Para o economista, o ensino técnico poderia ser assumido por um grupo de educação privado, que já atue com ensino básico e superior, e teria a formação técnica como complementar à grade. Guedes tem ressaltado a interlocutores o custo total dos serviços sociais autônomos e quanto efetivamente é investido em educação – apontando custo elevado em estrutura administrativa e publicidade, por exemplo.

 

O presidente da Confederação Nacional da Indústria (CNI), Robson Andrade, afirmou que há “falta de conhecimento” sobre a atuação do Senai e do Sesi. Ele vê os ataques como produto de “desinformação” e garante que é exemplar a prestação de contas das duas entidades do Sistema S vinculadas ao setor industrial. “Há 100% de transparência”, disse Andrade ao Valor. “Não falo pelos demais, mas todos os contratos do Sesi e do Senai estão disponíveis na internet para qualquer um ver”, acrescentou.

 

Em referência aos amplos poderes de Guedes no governo do presidente eleito, Jair Bolsonaro, o empresário já havia dito, em entrevista na semana retrasada, que o país não precisava de um “czar” para resolver os problemas da economia. De acordo com Andrade, o Senai e o Sesi são tidos como referências dentro do Sistema S pelo Tribunal de Contas da União (TCU) e pela Corregedoria Geral da União (CGU). Seus orçamentos, demonstrações contábeis e pareceres de auditorias independentes são públicos por meio de portais de transparência, disse.

 

Segundo ele, o Senai recebe anualmente 3,7 milhões de matrículas para qualificação profissional em cursos técnicos e de educação continuada. Dois navios-escola circulam pela Amazônia para oferecer cursos às comunidades ribeirinhas. O Senai dispõe ainda de 26 institutos de inovação.
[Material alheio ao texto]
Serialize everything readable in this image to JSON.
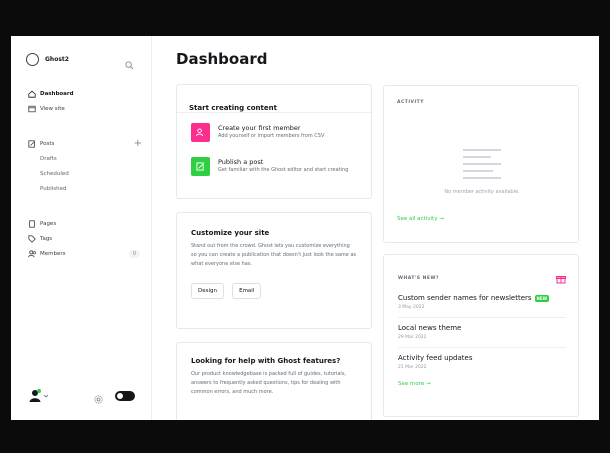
{
  "sidebar": {
    "site_name": "Ghost2",
    "nav": {
      "dashboard": "Dashboard",
      "view_site": "View site",
      "posts": "Posts",
      "drafts": "Drafts",
      "scheduled": "Scheduled",
      "published": "Published",
      "pages": "Pages",
      "tags": "Tags",
      "members": "Members",
      "members_count": "0"
    },
    "icons": {
      "search": "search-icon",
      "add_post": "plus-icon",
      "settings": "gear-icon",
      "theme_toggle": "toggle-icon"
    }
  },
  "main": {
    "title": "Dashboard",
    "start_card": {
      "title": "Start creating content",
      "task1_title": "Create your first member",
      "task1_desc": "Add yourself or import members from CSV",
      "task2_title": "Publish a post",
      "task2_desc": "Get familiar with the Ghost editor and start creating"
    },
    "customize_card": {
      "title": "Customize your site",
      "desc": "Stand out from the crowd. Ghost lets you customize everything so you can create a publication that doesn't just look the same as what everyone else has.",
      "design_btn": "Design",
      "email_btn": "Email"
    },
    "help_card": {
      "title": "Looking for help with Ghost features?",
      "desc": "Our product knowledgebase is packed full of guides, tutorials, answers to frequently asked questions, tips for dealing with common errors, and much more."
    },
    "activity_card": {
      "label": "ACTIVITY",
      "empty_text": "No member activity available.",
      "link": "See all activity →"
    },
    "news_card": {
      "label": "WHAT'S NEW?",
      "items": [
        {
          "title": "Custom sender names for newsletters",
          "badge": "NEW",
          "date": "3 May 2022"
        },
        {
          "title": "Local news theme",
          "date": "29 Mar 2022"
        },
        {
          "title": "Activity feed updates",
          "date": "21 Mar 2022"
        }
      ],
      "more_link": "See more →"
    }
  },
  "colors": {
    "accent_green": "#30cf43",
    "member_pink": "#fb2d8d",
    "dark": "#15171a"
  }
}
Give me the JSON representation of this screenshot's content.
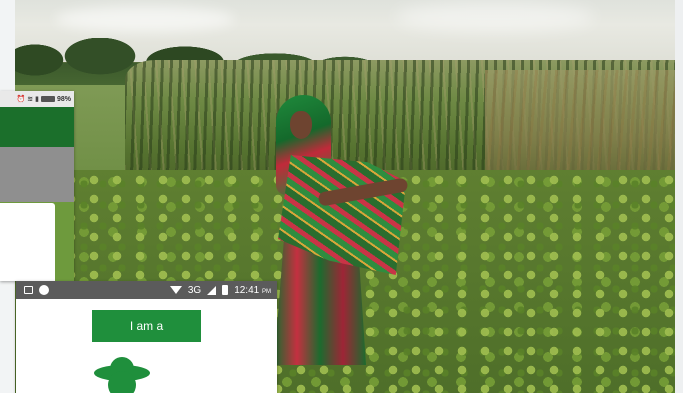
{
  "phone_back": {
    "status_bar": {
      "icons": [
        "alarm-icon",
        "wifi-icon",
        "signal-icon",
        "battery-icon"
      ],
      "battery": "98%"
    },
    "colors": {
      "appbar": "#1b6f2b",
      "content": "#8f8f8f"
    }
  },
  "phone_front": {
    "status_bar": {
      "left_icons": [
        "image-icon",
        "circle-icon"
      ],
      "network": "3G",
      "time": "12:41",
      "ampm": "PM"
    },
    "select_button": {
      "label": "I am a"
    },
    "colors": {
      "accent": "#1f8f3c",
      "status_bar": "#5b5b5b"
    }
  }
}
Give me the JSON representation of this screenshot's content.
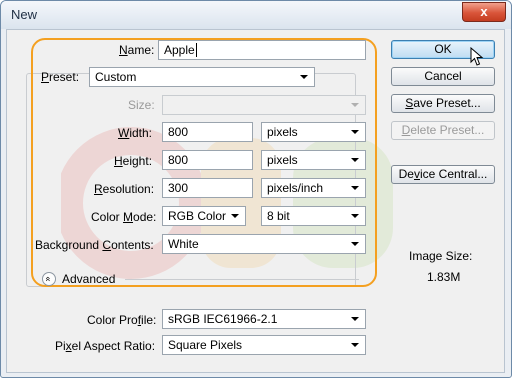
{
  "window": {
    "title": "New",
    "close_glyph": "x"
  },
  "form": {
    "name": {
      "label_pre": "",
      "label_mn": "N",
      "label_post": "ame:",
      "value": "Apple"
    },
    "preset": {
      "label_pre": "",
      "label_mn": "P",
      "label_post": "reset:",
      "value": "Custom"
    },
    "size": {
      "label": "Size:",
      "value": ""
    },
    "width": {
      "label_pre": "",
      "label_mn": "W",
      "label_post": "idth:",
      "value": "800",
      "unit": "pixels"
    },
    "height": {
      "label_pre": "",
      "label_mn": "H",
      "label_post": "eight:",
      "value": "800",
      "unit": "pixels"
    },
    "resolution": {
      "label_pre": "",
      "label_mn": "R",
      "label_post": "esolution:",
      "value": "300",
      "unit": "pixels/inch"
    },
    "color_mode": {
      "label_pre": "Color ",
      "label_mn": "M",
      "label_post": "ode:",
      "value": "RGB Color",
      "depth": "8 bit"
    },
    "background": {
      "label_pre": "Background ",
      "label_mn": "C",
      "label_post": "ontents:",
      "value": "White"
    }
  },
  "advanced": {
    "toggle_glyph": "«",
    "label": "Advanced",
    "color_profile": {
      "label_pre": "Color Pro",
      "label_mn": "f",
      "label_post": "ile:",
      "value": "sRGB IEC61966-2.1"
    },
    "pixel_aspect": {
      "label_pre": "Pi",
      "label_mn": "x",
      "label_post": "el Aspect Ratio:",
      "value": "Square Pixels"
    }
  },
  "buttons": {
    "ok": "OK",
    "cancel": "Cancel",
    "save_preset": {
      "pre": "",
      "mn": "S",
      "post": "ave Preset..."
    },
    "delete_preset": {
      "pre": "",
      "mn": "D",
      "post": "elete Preset..."
    },
    "device_central": {
      "pre": "De",
      "mn": "v",
      "post": "ice Central..."
    }
  },
  "image_size": {
    "label": "Image Size:",
    "value": "1.83M"
  },
  "colors": {
    "highlight": "#f4a020",
    "accent_default_button": "#3c7fb1",
    "close_button": "#d9553a",
    "watermark": [
      "#e0302a",
      "#f2a21d",
      "#8bc34a"
    ]
  },
  "icons": {
    "close": "close-icon",
    "advanced_toggle": "chevron-up-double-icon",
    "dropdown": "chevron-down-icon",
    "cursor": "mouse-pointer-icon"
  }
}
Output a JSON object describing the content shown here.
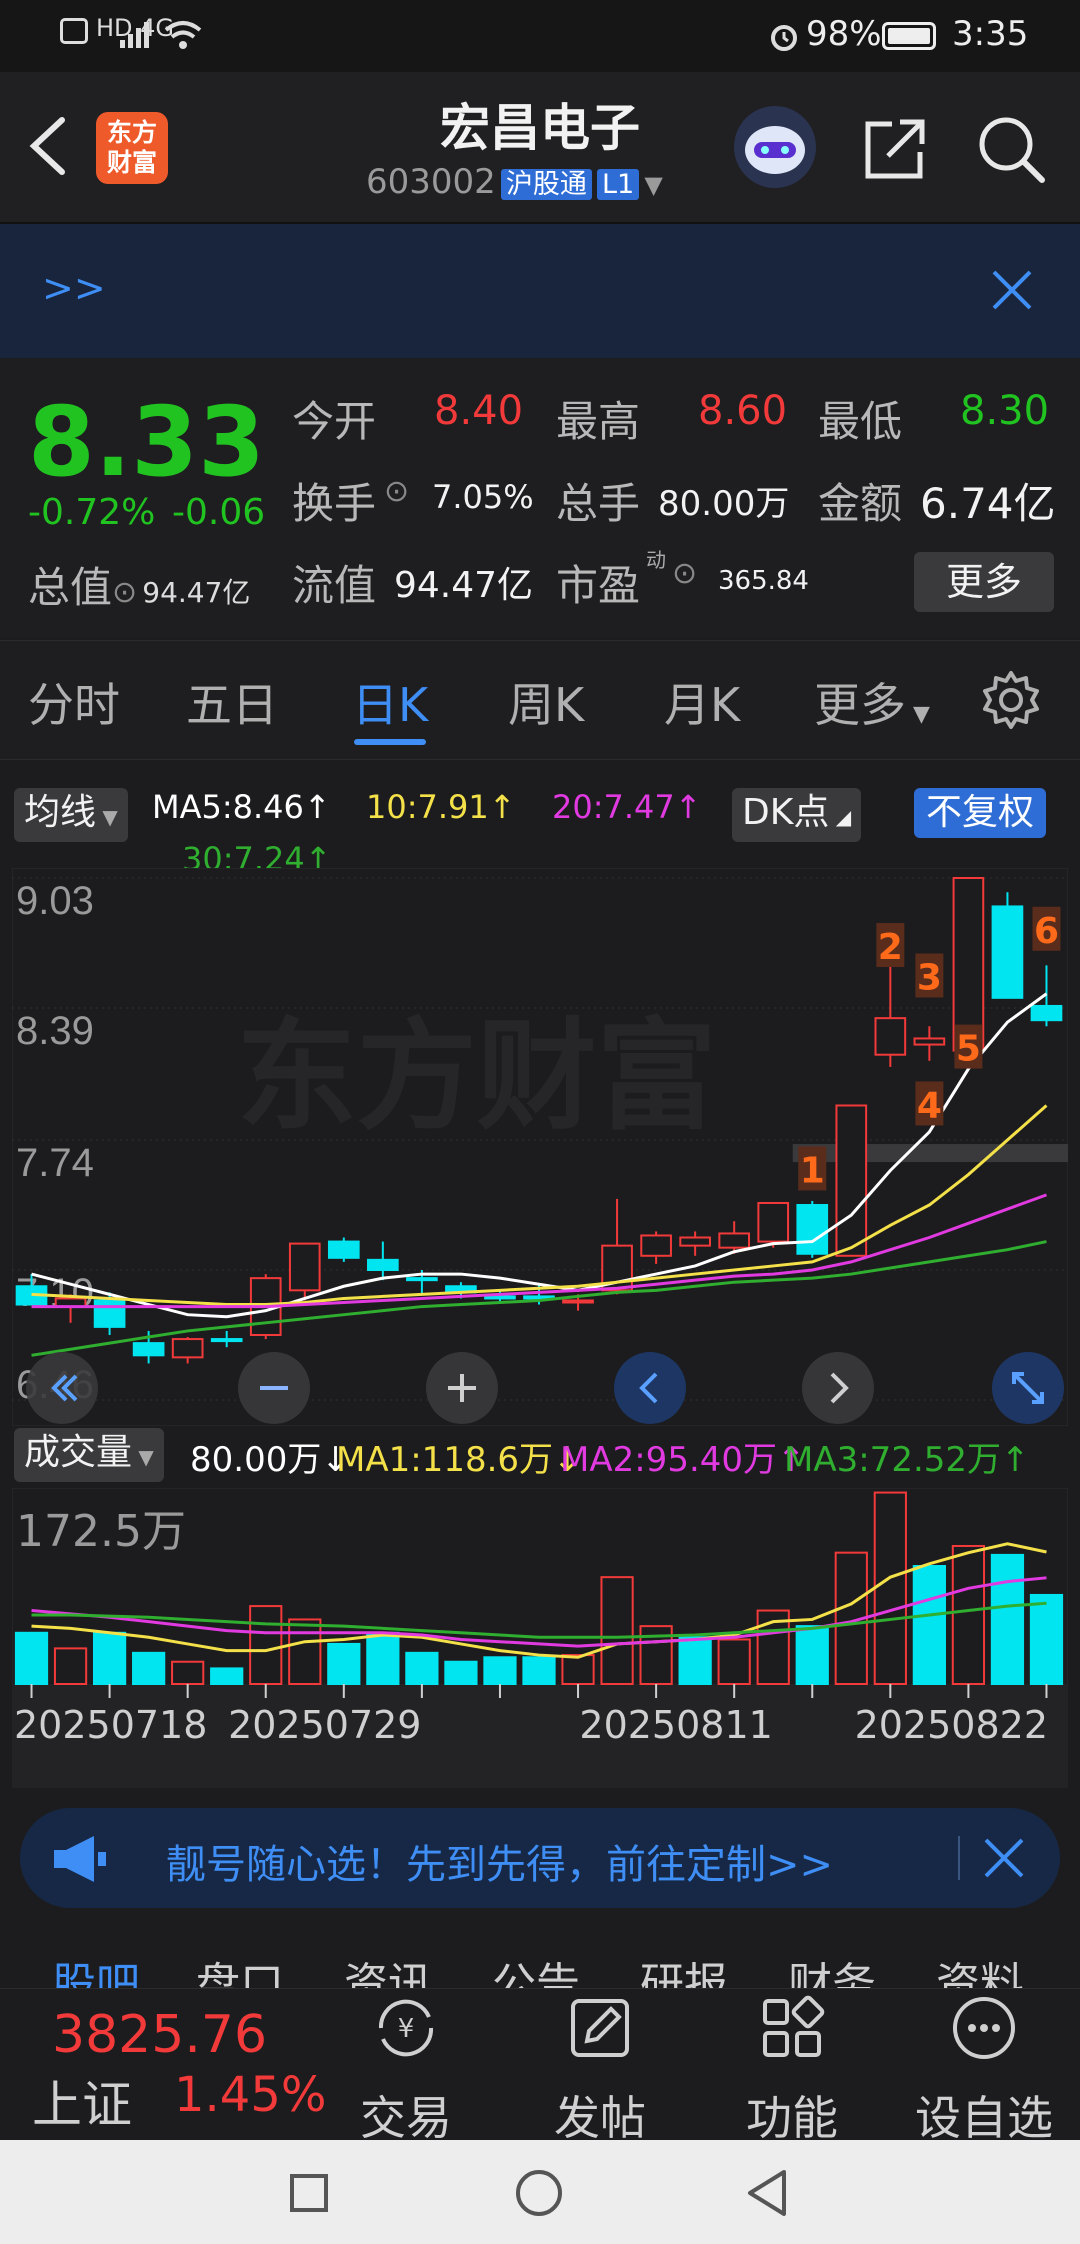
{
  "status_bar": {
    "left_icons": "HD 4G",
    "battery": "98%",
    "time": "3:35"
  },
  "header": {
    "logo_text": "东方财富",
    "title": "宏昌电子",
    "code": "603002",
    "tag": "沪股通",
    "level": "L1"
  },
  "banner": {
    "text": ">>"
  },
  "quote": {
    "price": "8.33",
    "change_pct": "-0.72%",
    "change_amt": "-0.06",
    "open_label": "今开",
    "open_value": "8.40",
    "high_label": "最高",
    "high_value": "8.60",
    "low_label": "最低",
    "low_value": "8.30",
    "turnover_label": "换手",
    "turnover_value": "7.05%",
    "volume_label": "总手",
    "volume_value": "80.00万",
    "amount_label": "金额",
    "amount_value": "6.74亿",
    "mktcap_label": "总值",
    "mktcap_value": "94.47亿",
    "float_label": "流值",
    "float_value": "94.47亿",
    "pe_label": "市盈",
    "pe_sup": "动",
    "pe_value": "365.84",
    "more_label": "更多"
  },
  "tabs": [
    "分时",
    "五日",
    "日K",
    "周K",
    "月K",
    "更多"
  ],
  "active_tab": "日K",
  "ma_bar": {
    "selector": "均线",
    "ma5": "MA5:8.46↑",
    "ma10": "10:7.91↑",
    "ma20": "20:7.47↑",
    "ma30": "30:7.24↑",
    "dk_label": "DK点",
    "adjust_label": "不复权"
  },
  "vol_bar": {
    "selector": "成交量",
    "vol": "80.00万↓",
    "ma1": "MA1:118.6万↓",
    "ma2": "MA2:95.40万↑",
    "ma3": "MA3:72.52万↑"
  },
  "colors": {
    "up": "#f23a3a",
    "down": "#00e5f0",
    "ma5": "#ffffff",
    "ma10": "#f4e14a",
    "ma20": "#e03ae0",
    "ma30": "#2fae2f"
  },
  "chart_data": [
    {
      "type": "candlestick",
      "title": "日K",
      "y_ticks": [
        "9.03",
        "8.39",
        "7.74",
        "7.10",
        "6.46"
      ],
      "ylim": [
        6.46,
        9.03
      ],
      "watermark": "东方财富",
      "candles": [
        {
          "o": 7.02,
          "h": 7.08,
          "l": 6.93,
          "c": 6.93
        },
        {
          "o": 6.92,
          "h": 6.98,
          "l": 6.84,
          "c": 6.96
        },
        {
          "o": 6.95,
          "h": 6.99,
          "l": 6.78,
          "c": 6.82
        },
        {
          "o": 6.74,
          "h": 6.8,
          "l": 6.64,
          "c": 6.68
        },
        {
          "o": 6.67,
          "h": 6.77,
          "l": 6.64,
          "c": 6.76
        },
        {
          "o": 6.76,
          "h": 6.8,
          "l": 6.72,
          "c": 6.75
        },
        {
          "o": 6.78,
          "h": 7.08,
          "l": 6.76,
          "c": 7.06
        },
        {
          "o": 7.0,
          "h": 7.23,
          "l": 6.95,
          "c": 7.23
        },
        {
          "o": 7.24,
          "h": 7.26,
          "l": 7.14,
          "c": 7.16
        },
        {
          "o": 7.15,
          "h": 7.24,
          "l": 7.05,
          "c": 7.1
        },
        {
          "o": 7.06,
          "h": 7.1,
          "l": 6.98,
          "c": 7.05
        },
        {
          "o": 7.02,
          "h": 7.04,
          "l": 6.96,
          "c": 6.99
        },
        {
          "o": 6.97,
          "h": 7.0,
          "l": 6.94,
          "c": 6.96
        },
        {
          "o": 6.97,
          "h": 7.03,
          "l": 6.93,
          "c": 6.96
        },
        {
          "o": 6.94,
          "h": 6.98,
          "l": 6.9,
          "c": 6.95
        },
        {
          "o": 7.0,
          "h": 7.45,
          "l": 6.98,
          "c": 7.22
        },
        {
          "o": 7.17,
          "h": 7.29,
          "l": 7.13,
          "c": 7.27
        },
        {
          "o": 7.22,
          "h": 7.29,
          "l": 7.17,
          "c": 7.26
        },
        {
          "o": 7.21,
          "h": 7.34,
          "l": 7.18,
          "c": 7.28
        },
        {
          "o": 7.24,
          "h": 7.43,
          "l": 7.21,
          "c": 7.43
        },
        {
          "o": 7.42,
          "h": 7.44,
          "l": 7.16,
          "c": 7.18
        },
        {
          "o": 7.17,
          "h": 7.91,
          "l": 7.17,
          "c": 7.91
        },
        {
          "o": 8.16,
          "h": 8.6,
          "l": 8.1,
          "c": 8.34
        },
        {
          "o": 8.21,
          "h": 8.3,
          "l": 8.13,
          "c": 8.24
        },
        {
          "o": 8.18,
          "h": 9.03,
          "l": 8.17,
          "c": 9.03
        },
        {
          "o": 8.89,
          "h": 8.96,
          "l": 8.44,
          "c": 8.44
        },
        {
          "o": 8.4,
          "h": 8.6,
          "l": 8.3,
          "c": 8.33
        }
      ],
      "ma5": [
        7.08,
        7.03,
        6.98,
        6.93,
        6.88,
        6.87,
        6.9,
        6.96,
        7.02,
        7.06,
        7.08,
        7.08,
        7.06,
        7.03,
        7.0,
        7.04,
        7.08,
        7.12,
        7.19,
        7.23,
        7.24,
        7.37,
        7.59,
        7.78,
        8.09,
        8.32,
        8.46
      ],
      "ma10": [
        6.98,
        6.97,
        6.96,
        6.95,
        6.94,
        6.93,
        6.93,
        6.94,
        6.96,
        6.97,
        6.98,
        6.99,
        7.0,
        7.01,
        7.02,
        7.04,
        7.06,
        7.08,
        7.1,
        7.12,
        7.14,
        7.21,
        7.32,
        7.42,
        7.57,
        7.74,
        7.91
      ],
      "ma20": [
        6.92,
        6.92,
        6.92,
        6.92,
        6.92,
        6.92,
        6.92,
        6.93,
        6.94,
        6.95,
        6.96,
        6.97,
        6.98,
        6.99,
        7.0,
        7.01,
        7.03,
        7.05,
        7.07,
        7.08,
        7.1,
        7.14,
        7.2,
        7.26,
        7.33,
        7.4,
        7.47
      ],
      "ma30": [
        6.68,
        6.71,
        6.74,
        6.77,
        6.8,
        6.82,
        6.84,
        6.86,
        6.88,
        6.9,
        6.92,
        6.93,
        6.94,
        6.95,
        6.97,
        6.99,
        7.0,
        7.02,
        7.04,
        7.05,
        7.06,
        7.08,
        7.11,
        7.14,
        7.17,
        7.2,
        7.24
      ],
      "annotations": [
        {
          "label": "1",
          "candle": 20,
          "price": 7.6,
          "color": "#ff6a1a"
        },
        {
          "label": "2",
          "candle": 22,
          "price": 8.7,
          "color": "#ff6a1a"
        },
        {
          "label": "3",
          "candle": 23,
          "price": 8.55,
          "color": "#ff6a1a"
        },
        {
          "label": "4",
          "candle": 23,
          "price": 7.92,
          "color": "#ff6a1a"
        },
        {
          "label": "5",
          "candle": 24,
          "price": 8.2,
          "color": "#ff6a1a"
        },
        {
          "label": "6",
          "candle": 26,
          "price": 8.78,
          "color": "#ff6a1a"
        }
      ]
    },
    {
      "type": "bar",
      "title": "成交量",
      "y_ticks": [
        "172.5万"
      ],
      "ylim": [
        0,
        172.5
      ],
      "x_ticks": [
        "20250718",
        "20250729",
        "20250811",
        "20250822"
      ],
      "values": [
        46,
        32,
        46,
        28,
        20,
        14,
        70,
        58,
        36,
        46,
        28,
        20,
        24,
        24,
        26,
        96,
        52,
        42,
        40,
        66,
        52,
        118,
        172,
        106,
        124,
        116,
        80
      ],
      "up": [
        false,
        true,
        false,
        false,
        true,
        false,
        true,
        true,
        false,
        false,
        false,
        false,
        false,
        false,
        true,
        true,
        true,
        false,
        true,
        true,
        false,
        true,
        true,
        false,
        true,
        false,
        false
      ],
      "ma1": [
        52,
        50,
        46,
        42,
        36,
        30,
        30,
        38,
        40,
        44,
        42,
        36,
        30,
        26,
        24,
        36,
        38,
        40,
        44,
        56,
        58,
        72,
        96,
        108,
        118,
        126,
        118.6
      ],
      "ma2": [
        66,
        63,
        60,
        56,
        52,
        48,
        46,
        46,
        46,
        46,
        44,
        40,
        38,
        36,
        34,
        36,
        38,
        40,
        42,
        46,
        50,
        56,
        66,
        76,
        86,
        92,
        95.4
      ],
      "ma3": [
        62,
        62,
        61,
        60,
        58,
        56,
        54,
        53,
        52,
        50,
        48,
        46,
        44,
        42,
        42,
        42,
        43,
        44,
        46,
        48,
        50,
        54,
        58,
        62,
        66,
        70,
        72.52
      ]
    }
  ],
  "ad": {
    "text": "靓号随心选！先到先得，前往定制>>"
  },
  "subtabs": [
    "股吧",
    "盘口",
    "资讯",
    "公告",
    "研报",
    "财务",
    "资料"
  ],
  "bottom_nav": {
    "index_value": "3825.76",
    "index_name": "上证",
    "index_change": "1.45%",
    "items": [
      "交易",
      "发帖",
      "功能",
      "设自选"
    ]
  }
}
O Sesi, por sua vez, beneficia 1,2 milhão de estudantes por ano e atende a mais de 4 milhões de pessoas com serviços de segurança e saúde no trabalho. “Tudo isso custa caro.”

 

Andrade também fez uma defesa do recolhimento direto de encargos para financiar o Sistema S por indústrias com mais de 50 empregados. “Há uma decisão do plenário do TCU, jurisprudência do STJ (Superior Tribunal de Justiça) e uma portaria da Receita Federal atestando a legalidade.” A arrecadação dos serviços sociais autônomos tem como base o recolhimento compulsório de 0,2% a 2,5% sobre a folha de pagamento das empresas. Um fenômeno recente tem sido a arrecadação direta, que não é feita pela Receita, mas recolhida pelos filiados da indústria ao Sesi e Senai. Isso ocorre, segundo Andrade, porque a Receita cobra 3% como taxa de administração para transferir os recursos ao Sistema S. “Ou seja, recolhemos R$ 100, e Sesi e Senai só recebem R$ 97”, afirmou.

 

Desde 2012, porém, a queda no número de trabalhadores empregados na indústria tem feito encolher os dois tipos de arrecadação. O Valor apurou que o presidente da Federação das Indústrias do Estado de São Paulo (Fiesp), Paulo Skaf, prefere evitar declarações contrárias ao novo governo antes de uma conversa com Bolsonaro pessoalmente. A interlocutores, contudo, foi categórico: “Pelo Sesi e pelo Senac de São Paulo eu ponho a mão no fogo”. Na semana passada, em redes sociais, Skaf rebateu afirmação de Guedes de que salvaria a indústria “apesar dos industriais brasileiros”. “A indústria brasileira sobreviveu apesar dos governos. Isso sim é verdade”, disse.